British businesses are running the risk of being hacked and having confidential data leaked, due to a laissez-faire attitude towards digital security.
The news comes at a time when cyber threats are at an all-time high, GDPR legislation is coming, and businesses are exposing themselves to significant fines and risk reputational damage as a result.
A survey has revealed that nearly 1 in 2 admitted they have the same password for everything at work, while 1 in 4 admit they use an easily researched piece of information as the basis of their password.
Date of births were the most common easily guessable password used for digital accounts, with 37 per cent admitting to doing this. This was closely followed by spouses’ names, which form the basis of at least one work password for 22 per cent and 1 in 5 rely on their children’s names as memorable but insecure passwords.
British companies are not only risking hackers and external parties being able to guess workers’ passwords by doing basic research – they are also failing to carry out basic practices that can make business information more secure.
Just 1 in 4 workers say their company changes passwords for key digital accounts and services when a member of staff leaves employment – meaning that many businesses could be at risk of former employees continuing to access confidential company information.
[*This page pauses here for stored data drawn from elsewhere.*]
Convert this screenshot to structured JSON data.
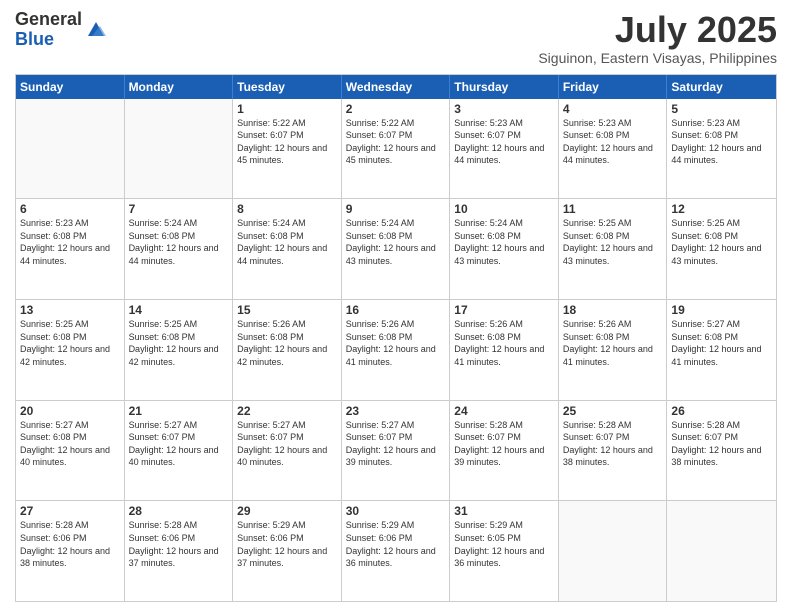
{
  "logo": {
    "general": "General",
    "blue": "Blue"
  },
  "title": "July 2025",
  "location": "Siguinon, Eastern Visayas, Philippines",
  "days": [
    "Sunday",
    "Monday",
    "Tuesday",
    "Wednesday",
    "Thursday",
    "Friday",
    "Saturday"
  ],
  "weeks": [
    [
      {
        "day": "",
        "sunrise": "",
        "sunset": "",
        "daylight": ""
      },
      {
        "day": "",
        "sunrise": "",
        "sunset": "",
        "daylight": ""
      },
      {
        "day": "1",
        "sunrise": "Sunrise: 5:22 AM",
        "sunset": "Sunset: 6:07 PM",
        "daylight": "Daylight: 12 hours and 45 minutes."
      },
      {
        "day": "2",
        "sunrise": "Sunrise: 5:22 AM",
        "sunset": "Sunset: 6:07 PM",
        "daylight": "Daylight: 12 hours and 45 minutes."
      },
      {
        "day": "3",
        "sunrise": "Sunrise: 5:23 AM",
        "sunset": "Sunset: 6:07 PM",
        "daylight": "Daylight: 12 hours and 44 minutes."
      },
      {
        "day": "4",
        "sunrise": "Sunrise: 5:23 AM",
        "sunset": "Sunset: 6:08 PM",
        "daylight": "Daylight: 12 hours and 44 minutes."
      },
      {
        "day": "5",
        "sunrise": "Sunrise: 5:23 AM",
        "sunset": "Sunset: 6:08 PM",
        "daylight": "Daylight: 12 hours and 44 minutes."
      }
    ],
    [
      {
        "day": "6",
        "sunrise": "Sunrise: 5:23 AM",
        "sunset": "Sunset: 6:08 PM",
        "daylight": "Daylight: 12 hours and 44 minutes."
      },
      {
        "day": "7",
        "sunrise": "Sunrise: 5:24 AM",
        "sunset": "Sunset: 6:08 PM",
        "daylight": "Daylight: 12 hours and 44 minutes."
      },
      {
        "day": "8",
        "sunrise": "Sunrise: 5:24 AM",
        "sunset": "Sunset: 6:08 PM",
        "daylight": "Daylight: 12 hours and 44 minutes."
      },
      {
        "day": "9",
        "sunrise": "Sunrise: 5:24 AM",
        "sunset": "Sunset: 6:08 PM",
        "daylight": "Daylight: 12 hours and 43 minutes."
      },
      {
        "day": "10",
        "sunrise": "Sunrise: 5:24 AM",
        "sunset": "Sunset: 6:08 PM",
        "daylight": "Daylight: 12 hours and 43 minutes."
      },
      {
        "day": "11",
        "sunrise": "Sunrise: 5:25 AM",
        "sunset": "Sunset: 6:08 PM",
        "daylight": "Daylight: 12 hours and 43 minutes."
      },
      {
        "day": "12",
        "sunrise": "Sunrise: 5:25 AM",
        "sunset": "Sunset: 6:08 PM",
        "daylight": "Daylight: 12 hours and 43 minutes."
      }
    ],
    [
      {
        "day": "13",
        "sunrise": "Sunrise: 5:25 AM",
        "sunset": "Sunset: 6:08 PM",
        "daylight": "Daylight: 12 hours and 42 minutes."
      },
      {
        "day": "14",
        "sunrise": "Sunrise: 5:25 AM",
        "sunset": "Sunset: 6:08 PM",
        "daylight": "Daylight: 12 hours and 42 minutes."
      },
      {
        "day": "15",
        "sunrise": "Sunrise: 5:26 AM",
        "sunset": "Sunset: 6:08 PM",
        "daylight": "Daylight: 12 hours and 42 minutes."
      },
      {
        "day": "16",
        "sunrise": "Sunrise: 5:26 AM",
        "sunset": "Sunset: 6:08 PM",
        "daylight": "Daylight: 12 hours and 41 minutes."
      },
      {
        "day": "17",
        "sunrise": "Sunrise: 5:26 AM",
        "sunset": "Sunset: 6:08 PM",
        "daylight": "Daylight: 12 hours and 41 minutes."
      },
      {
        "day": "18",
        "sunrise": "Sunrise: 5:26 AM",
        "sunset": "Sunset: 6:08 PM",
        "daylight": "Daylight: 12 hours and 41 minutes."
      },
      {
        "day": "19",
        "sunrise": "Sunrise: 5:27 AM",
        "sunset": "Sunset: 6:08 PM",
        "daylight": "Daylight: 12 hours and 41 minutes."
      }
    ],
    [
      {
        "day": "20",
        "sunrise": "Sunrise: 5:27 AM",
        "sunset": "Sunset: 6:08 PM",
        "daylight": "Daylight: 12 hours and 40 minutes."
      },
      {
        "day": "21",
        "sunrise": "Sunrise: 5:27 AM",
        "sunset": "Sunset: 6:07 PM",
        "daylight": "Daylight: 12 hours and 40 minutes."
      },
      {
        "day": "22",
        "sunrise": "Sunrise: 5:27 AM",
        "sunset": "Sunset: 6:07 PM",
        "daylight": "Daylight: 12 hours and 40 minutes."
      },
      {
        "day": "23",
        "sunrise": "Sunrise: 5:27 AM",
        "sunset": "Sunset: 6:07 PM",
        "daylight": "Daylight: 12 hours and 39 minutes."
      },
      {
        "day": "24",
        "sunrise": "Sunrise: 5:28 AM",
        "sunset": "Sunset: 6:07 PM",
        "daylight": "Daylight: 12 hours and 39 minutes."
      },
      {
        "day": "25",
        "sunrise": "Sunrise: 5:28 AM",
        "sunset": "Sunset: 6:07 PM",
        "daylight": "Daylight: 12 hours and 38 minutes."
      },
      {
        "day": "26",
        "sunrise": "Sunrise: 5:28 AM",
        "sunset": "Sunset: 6:07 PM",
        "daylight": "Daylight: 12 hours and 38 minutes."
      }
    ],
    [
      {
        "day": "27",
        "sunrise": "Sunrise: 5:28 AM",
        "sunset": "Sunset: 6:06 PM",
        "daylight": "Daylight: 12 hours and 38 minutes."
      },
      {
        "day": "28",
        "sunrise": "Sunrise: 5:28 AM",
        "sunset": "Sunset: 6:06 PM",
        "daylight": "Daylight: 12 hours and 37 minutes."
      },
      {
        "day": "29",
        "sunrise": "Sunrise: 5:29 AM",
        "sunset": "Sunset: 6:06 PM",
        "daylight": "Daylight: 12 hours and 37 minutes."
      },
      {
        "day": "30",
        "sunrise": "Sunrise: 5:29 AM",
        "sunset": "Sunset: 6:06 PM",
        "daylight": "Daylight: 12 hours and 36 minutes."
      },
      {
        "day": "31",
        "sunrise": "Sunrise: 5:29 AM",
        "sunset": "Sunset: 6:05 PM",
        "daylight": "Daylight: 12 hours and 36 minutes."
      },
      {
        "day": "",
        "sunrise": "",
        "sunset": "",
        "daylight": ""
      },
      {
        "day": "",
        "sunrise": "",
        "sunset": "",
        "daylight": ""
      }
    ]
  ]
}
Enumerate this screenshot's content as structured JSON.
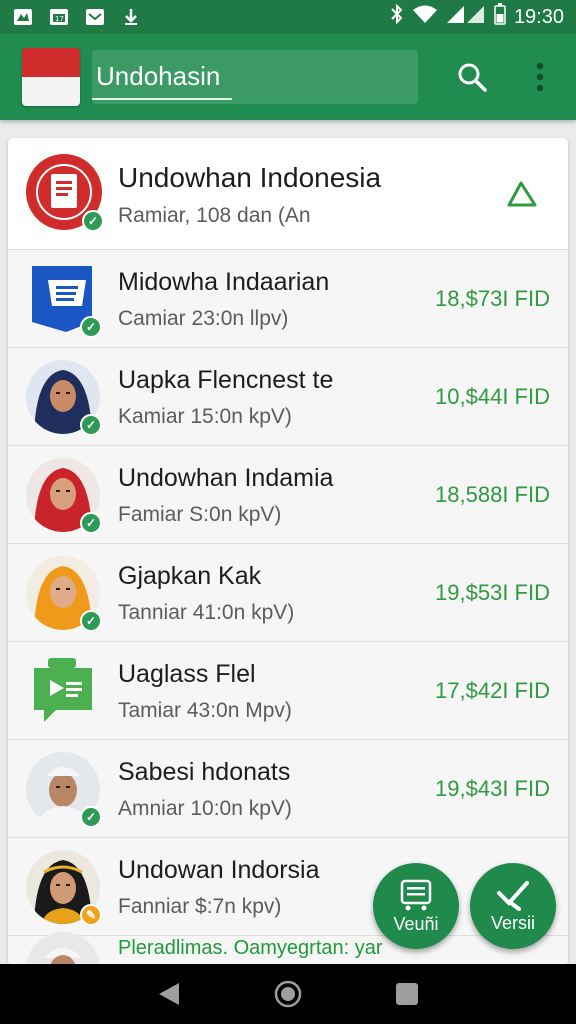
{
  "status_bar": {
    "time": "19:30"
  },
  "app_bar": {
    "search_value": "Undohasin",
    "search_placeholder": "Undohasin"
  },
  "header_item": {
    "name": "Undowhan Indonesia",
    "subtitle": "Ramiar, 108 dan (An"
  },
  "items": [
    {
      "name": "Midowha Indaarian",
      "subtitle": "Camiar 23:0n llpv)",
      "amount": "18,$73I FID",
      "avatar": "document-icon"
    },
    {
      "name": "Uapka Flencnest te",
      "subtitle": "Kamiar 15:0n kpV)",
      "amount": "10,$44I FID",
      "avatar": "person-hijab-navy"
    },
    {
      "name": "Undowhan Indamia",
      "subtitle": "Famiar S:0n kpV)",
      "amount": "18,588I FID",
      "avatar": "person-hijab-red"
    },
    {
      "name": "Gjapkan Kak",
      "subtitle": "Tanniar 41:0n kpV)",
      "amount": "19,$53I FID",
      "avatar": "person-hijab-orange"
    },
    {
      "name": "Uaglass Flel",
      "subtitle": "Tamiar 43:0n Mpv)",
      "amount": "17,$42I FID",
      "avatar": "chat-icon"
    },
    {
      "name": "Sabesi hdonats",
      "subtitle": "Amniar 10:0n kpV)",
      "amount": "19,$43I FID",
      "avatar": "person-cap"
    },
    {
      "name": "Undowan Indorsia",
      "subtitle": "Fanniar $:7n kpv)",
      "amount": "",
      "avatar": "person-headscarf"
    }
  ],
  "promo_text": "Pleradlimas. Oamyegrtan: yar",
  "fabs": {
    "left_label": "Veuñi",
    "right_label": "Versii"
  },
  "colors": {
    "primary": "#218c50",
    "status_bar": "#1f7a45",
    "amount": "#2f9a3f",
    "check": "#2f9a55"
  }
}
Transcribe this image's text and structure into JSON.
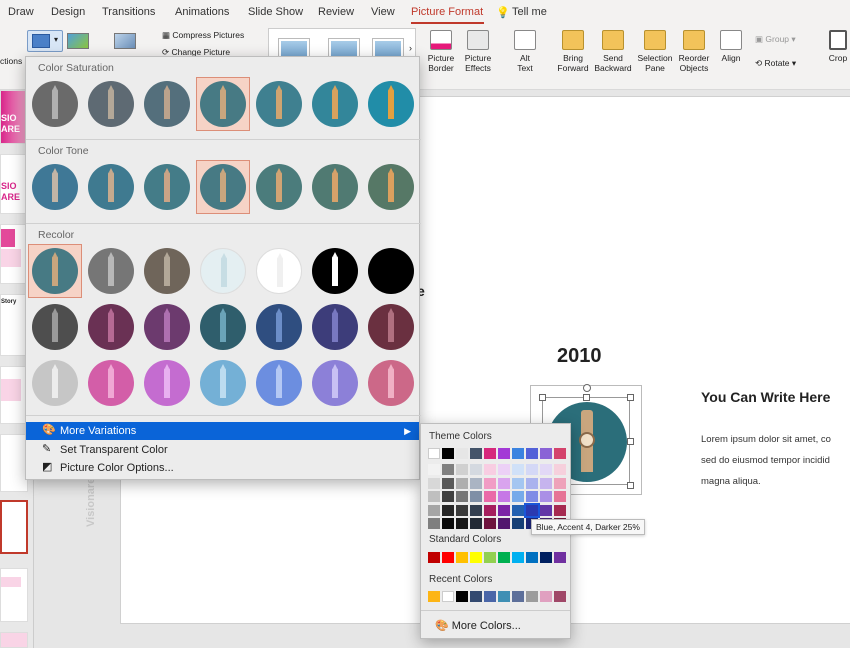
{
  "tabs": [
    {
      "label": "Draw",
      "active": false
    },
    {
      "label": "Design",
      "active": false
    },
    {
      "label": "Transitions",
      "active": false
    },
    {
      "label": "Animations",
      "active": false
    },
    {
      "label": "Slide Show",
      "active": false
    },
    {
      "label": "Review",
      "active": false
    },
    {
      "label": "View",
      "active": false
    },
    {
      "label": "Picture Format",
      "active": true
    },
    {
      "label": "Tell me",
      "active": false
    }
  ],
  "ribbon": {
    "partial_left_label": "ctions",
    "compress_label": "Compress Pictures",
    "change_label": "Change Picture",
    "picture_border": "Picture\nBorder",
    "picture_effects": "Picture\nEffects",
    "alt_text": "Alt\nText",
    "bring_forward": "Bring\nForward",
    "send_backward": "Send\nBackward",
    "selection_pane": "Selection\nPane",
    "reorder_objects": "Reorder\nObjects",
    "align": "Align",
    "group": "Group",
    "rotate": "Rotate",
    "crop": "Crop"
  },
  "slide": {
    "year": "2010",
    "heading": "You Can Write Here",
    "body": "Lorem ipsum dolor sit amet, co\nsed do eiusmod tempor incidid\nmagna aliqua.",
    "vertical_text": "Visionare - Presen",
    "partial_glyph": "e"
  },
  "thumbs": {
    "t1": "SIO\nARE",
    "t2": "SIO\nARE",
    "t3": "Story"
  },
  "dropdown": {
    "color_saturation": "Color Saturation",
    "color_tone": "Color Tone",
    "recolor": "Recolor",
    "more_variations": "More Variations",
    "set_transparent": "Set Transparent Color",
    "picture_color_options": "Picture Color Options...",
    "saturation_cells": [
      {
        "bg": "#6a6a6a",
        "tw": "#b0b0b0"
      },
      {
        "bg": "#5e6a73",
        "tw": "#b4a898"
      },
      {
        "bg": "#546f7c",
        "tw": "#bca38c"
      },
      {
        "bg": "#477a84",
        "tw": "#c9a67e"
      },
      {
        "bg": "#3f8090",
        "tw": "#d0a470"
      },
      {
        "bg": "#33869a",
        "tw": "#d8a25e"
      },
      {
        "bg": "#218da8",
        "tw": "#e2a040"
      }
    ],
    "tone_cells": [
      {
        "bg": "#3f7896",
        "tw": "#c2b5a6"
      },
      {
        "bg": "#3f7a90",
        "tw": "#c6aa8e"
      },
      {
        "bg": "#447c88",
        "tw": "#cba486"
      },
      {
        "bg": "#477a84",
        "tw": "#c9a67e"
      },
      {
        "bg": "#4b7c7c",
        "tw": "#d2a474"
      },
      {
        "bg": "#507a72",
        "tw": "#d6a26a"
      },
      {
        "bg": "#567866",
        "tw": "#dca05e"
      }
    ],
    "recolor_rows": [
      [
        {
          "bg": "#477a84",
          "tw": "#c9a67e"
        },
        {
          "bg": "#767676",
          "tw": "#b8b8b8"
        },
        {
          "bg": "#6f655a",
          "tw": "#b3a898"
        },
        {
          "bg": "#e4eff2",
          "tw": "#c7dde4"
        },
        {
          "bg": "#ffffff",
          "tw": "#f0f0f0"
        },
        {
          "bg": "#000000",
          "tw": "#ffffff"
        },
        {
          "bg": "#000000",
          "tw": "#000000"
        }
      ],
      [
        {
          "bg": "#4e4e4e",
          "tw": "#9a9a9a"
        },
        {
          "bg": "#6a3154",
          "tw": "#b66a94"
        },
        {
          "bg": "#6c3a6e",
          "tw": "#ae70b0"
        },
        {
          "bg": "#2f5e6c",
          "tw": "#6aa4b8"
        },
        {
          "bg": "#2f4e80",
          "tw": "#6c8ec8"
        },
        {
          "bg": "#3d3d7a",
          "tw": "#7878c0"
        },
        {
          "bg": "#6a3040",
          "tw": "#b07080"
        }
      ],
      [
        {
          "bg": "#c6c6c6",
          "tw": "#ececec"
        },
        {
          "bg": "#d35ea8",
          "tw": "#f0a8d4"
        },
        {
          "bg": "#c46cd0",
          "tw": "#e8b0f0"
        },
        {
          "bg": "#74b0d6",
          "tw": "#bcdcf0"
        },
        {
          "bg": "#6c8ee0",
          "tw": "#b4c8f4"
        },
        {
          "bg": "#8c80d8",
          "tw": "#c8c0f4"
        },
        {
          "bg": "#cc6888",
          "tw": "#f0b0c4"
        }
      ]
    ]
  },
  "color_panel": {
    "theme_colors": "Theme Colors",
    "standard_colors": "Standard Colors",
    "recent_colors": "Recent Colors",
    "more_colors": "More Colors...",
    "tooltip": "Blue, Accent 4, Darker 25%",
    "theme_top": [
      "#ffffff",
      "#000000",
      "#e6e6e6",
      "#44546a",
      "#d6297c",
      "#a33ad6",
      "#3a83e0",
      "#5361d8",
      "#8a63d6",
      "#d4436c"
    ],
    "theme_shades": [
      [
        "#f2f2f2",
        "#7f7f7f",
        "#d0d0d0",
        "#d4d9e0",
        "#f8cde2",
        "#ecd0f6",
        "#d0e1f8",
        "#d4d8f6",
        "#e2d8f6",
        "#f6d0dc"
      ],
      [
        "#d8d8d8",
        "#595959",
        "#aeaeae",
        "#aab4c3",
        "#f19cc5",
        "#d9a4ee",
        "#a4c6f1",
        "#aab2ee",
        "#c6b4ee",
        "#eea2ba"
      ],
      [
        "#bfbfbf",
        "#3f3f3f",
        "#767676",
        "#7f8fa6",
        "#ea6aa8",
        "#c678e6",
        "#76aaea",
        "#7f8ce6",
        "#aa8fe6",
        "#e67496"
      ],
      [
        "#a5a5a5",
        "#262626",
        "#3a3a3a",
        "#333f50",
        "#a51e5e",
        "#7c23a6",
        "#2260b0",
        "#2a3ab0",
        "#6236a6",
        "#a62a50"
      ],
      [
        "#7f7f7f",
        "#0c0c0c",
        "#171717",
        "#222a35",
        "#6e143e",
        "#52176e",
        "#174076",
        "#1c2676",
        "#41246e",
        "#6e1c36"
      ]
    ],
    "standard": [
      "#c00000",
      "#ff0000",
      "#ffc000",
      "#ffff00",
      "#92d050",
      "#00b050",
      "#00b0f0",
      "#0070c0",
      "#002060",
      "#7030a0"
    ],
    "recent": [
      "#fdb515",
      "#ffffff",
      "#000000",
      "#344a70",
      "#4a66a8",
      "#3f8fb4",
      "#5d6f9a",
      "#9c9c9c",
      "#e0a0c0",
      "#a04868"
    ],
    "selected_cell": "3-7"
  },
  "colors": {
    "accent_red": "#c0392b",
    "highlight_blue": "#0a64d8",
    "selected_cell_bg": "#f6d3c6",
    "big_ben_circle": "#2b6e7a"
  }
}
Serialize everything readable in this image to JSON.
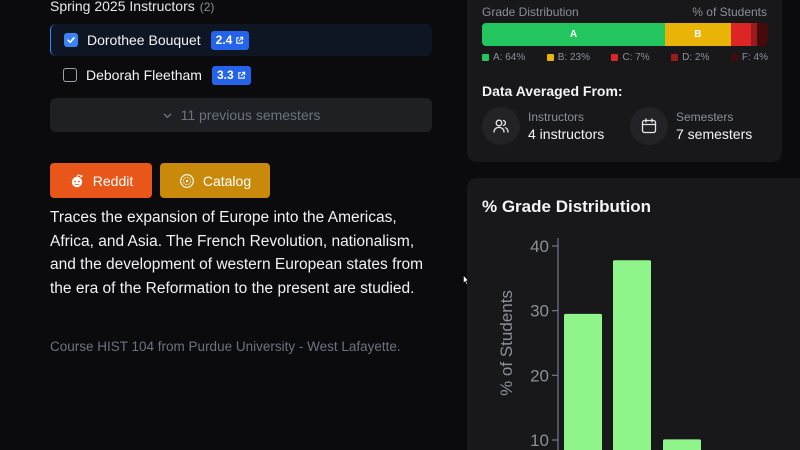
{
  "instructors_section": {
    "title": "Spring 2025 Instructors",
    "count": "(2)",
    "items": [
      {
        "name": "Dorothee Bouquet",
        "gpa": "2.4",
        "checked": true
      },
      {
        "name": "Deborah Fleetham",
        "gpa": "3.3",
        "checked": false
      }
    ],
    "previous_semesters": "11 previous semesters"
  },
  "buttons": {
    "reddit": "Reddit",
    "catalog": "Catalog"
  },
  "description": "Traces the expansion of Europe into the Americas, Africa, and Asia. The French Revolution, nationalism, and the development of western European states from the era of the Reformation to the present are studied.",
  "course_meta": "Course HIST 104 from Purdue University - West Lafayette.",
  "summary_card": {
    "grade_distribution_label": "Grade Distribution",
    "percent_label": "% of Students",
    "segments": [
      {
        "grade": "A",
        "percent": 64,
        "color": "#22c55e",
        "label": "A"
      },
      {
        "grade": "B",
        "percent": 23,
        "color": "#eab308",
        "label": "B"
      },
      {
        "grade": "C",
        "percent": 7,
        "color": "#dc2626",
        "label": ""
      },
      {
        "grade": "D",
        "percent": 2,
        "color": "#991b1b",
        "label": ""
      },
      {
        "grade": "F",
        "percent": 4,
        "color": "#450a0a",
        "label": ""
      }
    ],
    "legend": [
      "A: 64%",
      "B: 23%",
      "C: 7%",
      "D: 2%",
      "F: 4%"
    ],
    "data_averaged_title": "Data Averaged From:",
    "instructors_label": "Instructors",
    "instructors_value": "4 instructors",
    "semesters_label": "Semesters",
    "semesters_value": "7 semesters"
  },
  "accent_colors": {
    "primary": "#3b82f6",
    "reddit": "#e8561a",
    "catalog": "#c98a0b",
    "bar": "#86ef8c"
  },
  "chart_data": {
    "type": "bar",
    "title": "% Grade Distribution",
    "ylabel": "% of Students",
    "yticks": [
      10,
      20,
      30,
      40
    ],
    "ylim": [
      0,
      42
    ],
    "values": [
      29.5,
      37.8,
      10.1
    ],
    "bar_color": "#8ff58a"
  }
}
Matt Royle, Marketing Director, Probrand, said: “It’s quite alarming how lax attitudes seem to be towards online security within many UK businesses – even when big companies suffering large scale security breaches are making headlines on a regular basis. The reputation and financial damage simply isn’t worth the risk. Cyber breaches are now considered a business disaster and the disruption caused can put companies out of business.
“It is vital that businesses protect their information, get policies and processes in place to protect their data as well as undertake business continuity and disaster recovery planning and testing.
“The humble password is still a major exposure point for many. Simple policies can force password resets and more complex password make-up that includes upper and lowercase letters, symbols and numbers. Password vaults also protect and restrict sharing.
“For additional security, modern approaches to access now include Two Factor Authentication, where a second randomised passcode is sent to the user via a smartphone for unique input.”
Shockingly, just under 1 in 10 admit they don’t even have a password protecting the computer or laptop they use for work – meaning external parties could easily access company information.